Montgomery was indicted by a grand jury in 2011 on two counts of killing a government employee in a shooting inside a post office in the small West Tennessee town of Henning.

The indictment said Montgomery killed Judy Spray and Paula Robinson during a robbery of the post office in October 2010 along with his son, Chastain Montgomery, Jr.

The 18-year-old Montgomery Jr. was killed in a shootout with police on Feb. 14, 2011 after a police chase, and his father was jailed on charges related to the shootout.

Montgomery has pleaded not guilty to the fatal shooting. Defense attorneys are challenging a confession Montgomery gave authorities after his arrest.

"I don't' think it was really a surprise to us. That's the nature of these type of cases," said Scholl.

The defense is challenging the death penalty and have scheduled an Atkins hearing arguing that Montgomery is mentally disabled.

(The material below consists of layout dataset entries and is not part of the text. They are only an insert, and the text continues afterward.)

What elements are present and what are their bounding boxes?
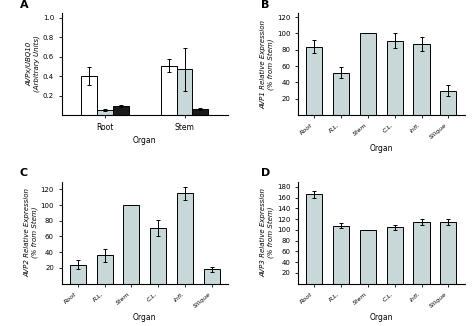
- Bar: [192, 109, 208, 115]
- Bar: [150, 228, 166, 284]
- Bar: [97, 110, 113, 115]
- Bar: [204, 270, 220, 284]
- Bar: [123, 205, 139, 284]
- Bar: [306, 194, 322, 284]
- Bar: [82, 76, 97, 115]
- Bar: [113, 106, 129, 115]
- Bar: [387, 227, 403, 284]
- Bar: [161, 66, 177, 115]
- Text: A: A: [20, 0, 28, 10]
- X-axis label: Organ: Organ: [370, 313, 393, 322]
- Bar: [70, 265, 86, 284]
- Bar: [360, 34, 376, 115]
- Bar: [413, 44, 429, 115]
- Y-axis label: AVP2 Relative Expression
(% from Stem): AVP2 Relative Expression (% from Stem): [24, 188, 38, 277]
- Text: B: B: [261, 0, 270, 10]
- Bar: [440, 91, 456, 115]
- Bar: [177, 69, 192, 115]
- Text: D: D: [261, 169, 271, 178]
- Y-axis label: AVPx/UBQ10
(Arbitrary Units): AVPx/UBQ10 (Arbitrary Units): [27, 36, 40, 93]
- X-axis label: Organ: Organ: [133, 313, 156, 322]
- Bar: [387, 41, 403, 115]
- Bar: [333, 226, 349, 284]
- X-axis label: Organ: Organ: [370, 144, 393, 153]
- Bar: [306, 47, 322, 115]
- Text: C: C: [20, 169, 28, 178]
- Bar: [177, 193, 193, 284]
- Bar: [333, 73, 349, 115]
- Y-axis label: AVP1 Relative Expression
(% from Stem): AVP1 Relative Expression (% from Stem): [260, 20, 274, 109]
- Bar: [97, 255, 113, 284]
- Y-axis label: AVP3 Relative Expression
(% from Stem): AVP3 Relative Expression (% from Stem): [260, 188, 274, 277]
- Bar: [360, 230, 376, 284]
- X-axis label: Organ: Organ: [133, 136, 156, 145]
- Bar: [440, 222, 456, 284]
- Bar: [413, 222, 429, 284]
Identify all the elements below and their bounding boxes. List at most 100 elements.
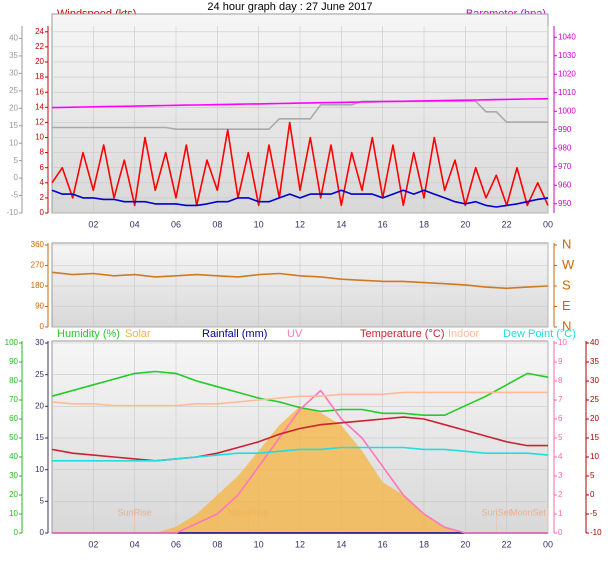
y-tick-label: -10: [6, 208, 18, 217]
y-tick-label: 35: [9, 51, 18, 60]
y-tick-label: 360: [31, 240, 45, 249]
y-tick-label: 10: [35, 133, 44, 142]
x-tick-label: 20: [460, 539, 470, 549]
y-tick-label: 9: [558, 357, 563, 366]
annotation: SunSet: [482, 507, 512, 517]
y-tick-label: S: [562, 277, 571, 292]
line: [51, 97, 549, 109]
y-tick-label: 10: [558, 338, 567, 347]
y-tick-label: 100: [5, 338, 19, 347]
legend-label: Solar: [125, 328, 151, 340]
y-tick-label: 30: [35, 338, 44, 347]
x-tick-label: 00: [543, 539, 553, 549]
y-tick-label: 22: [35, 42, 44, 51]
line: [52, 446, 549, 462]
y-tick-label: 70: [9, 395, 18, 404]
y-tick-label: 0: [40, 208, 45, 217]
x-tick-label: 06: [171, 219, 181, 229]
y-tick-label: 25: [35, 370, 44, 379]
y-tick-label: 18: [35, 72, 44, 81]
line: [52, 100, 548, 130]
x-tick-label: 12: [295, 539, 305, 549]
x-tick-label: 02: [88, 539, 98, 549]
legend-label: Humidity (%): [57, 328, 120, 340]
legend-label: Dew Point (°C): [503, 328, 576, 340]
y-tick-label: 5: [558, 433, 563, 442]
y-tick-label: 10: [9, 138, 18, 147]
y-tick-label: 20: [9, 490, 18, 499]
y-tick-label: 0: [40, 528, 45, 537]
annotation: SunRise: [118, 507, 152, 517]
y-tick-label: 970: [558, 162, 572, 171]
y-tick-label: 8: [558, 376, 563, 385]
y-tick-label: 50: [9, 433, 18, 442]
x-tick-label: 10: [254, 539, 264, 549]
y-tick-label: 25: [590, 395, 599, 404]
x-tick-label: 14: [336, 219, 346, 229]
x-tick-label: 22: [502, 219, 512, 229]
annotation: MoonSet: [510, 507, 547, 517]
y-tick-label: 90: [35, 302, 44, 311]
y-tick-label: 2: [40, 193, 45, 202]
y-tick-label: 960: [558, 180, 572, 189]
x-tick-label: 10: [254, 219, 264, 229]
x-tick-label: 02: [88, 219, 98, 229]
x-tick-label: 08: [212, 539, 222, 549]
y-tick-label: -5: [590, 509, 598, 518]
y-tick-label: 0: [40, 322, 45, 331]
y-tick-label: 40: [9, 452, 18, 461]
y-tick-label: 30: [590, 376, 599, 385]
x-tick-label: 14: [336, 539, 346, 549]
y-tick-label: 1020: [558, 69, 576, 78]
x-tick-label: 16: [378, 219, 388, 229]
y-tick-label: 1030: [558, 51, 576, 60]
line: [51, 271, 549, 290]
y-tick-label: 80: [9, 376, 18, 385]
line: [51, 121, 549, 207]
line: [52, 389, 548, 534]
legend-label: UV: [287, 328, 303, 340]
y-tick-label: 1010: [558, 88, 576, 97]
x-tick-label: 00: [543, 219, 553, 229]
x-tick-label: 18: [419, 539, 429, 549]
y-tick-label: 7: [558, 395, 563, 404]
y-tick-label: 0: [14, 173, 19, 182]
y-tick-label: 6: [40, 163, 45, 172]
y-tick-label: N: [562, 236, 571, 251]
y-tick-label: 5: [40, 496, 45, 505]
chart-title: 24 hour graph day : 27 June 2017: [207, 1, 372, 13]
y-tick-label: 16: [35, 87, 44, 96]
y-tick-label: 90: [9, 357, 18, 366]
y-tick-label: 60: [9, 414, 18, 423]
line: [51, 416, 548, 462]
y-tick-label: W: [562, 257, 575, 272]
y-tick-label: 10: [590, 452, 599, 461]
y-tick-label: 40: [9, 34, 18, 43]
y-tick-label: 20: [35, 57, 44, 66]
y-tick-label: 20: [35, 401, 44, 410]
y-tick-label: 980: [558, 143, 572, 152]
y-tick-label: 8: [40, 148, 45, 157]
line: [51, 370, 549, 416]
y-tick-label: 40: [590, 338, 599, 347]
x-tick-label: 04: [130, 539, 140, 549]
x-tick-label: 04: [130, 219, 140, 229]
x-tick-label: 20: [460, 219, 470, 229]
legend-label: Indoor: [448, 328, 480, 340]
y-tick-label: 1000: [558, 106, 576, 115]
y-tick-label: 270: [31, 261, 45, 270]
y-tick-label: 1: [558, 509, 563, 518]
y-tick-label: 0: [14, 528, 19, 537]
y-tick-label: 35: [590, 357, 599, 366]
line: [51, 189, 549, 208]
y-tick-label: -10: [590, 528, 602, 537]
x-tick-label: 08: [212, 219, 222, 229]
x-tick-label: 22: [502, 539, 512, 549]
y-tick-label: 14: [35, 102, 44, 111]
y-tick-label: N: [562, 318, 571, 333]
y-tick-label: -5: [11, 191, 19, 200]
y-tick-label: 0: [558, 528, 563, 537]
y-tick-label: 4: [558, 452, 563, 461]
y-tick-label: 10: [35, 465, 44, 474]
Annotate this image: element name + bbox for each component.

"We have a motion pending right now, concerning the suppression of that statement and it involves his mental health," said Scholl.

They said his IQ level is below 65, and that his confession of the crime to officials after his arrest would not be valid if he is mentally disabled.

"What we're saying is that he is a mentally disabled person and should not be executed," said Scholl.

Experts said that defense will be a challenge.

The defense believes Montgomery is mentally disabled. They will have to prove that he was mentally disabled before he turned 18.

Family members did not want to comment on the latest decision. Both sides have until June 14 to file any motions, another hearing is scheduled for Sept. 16.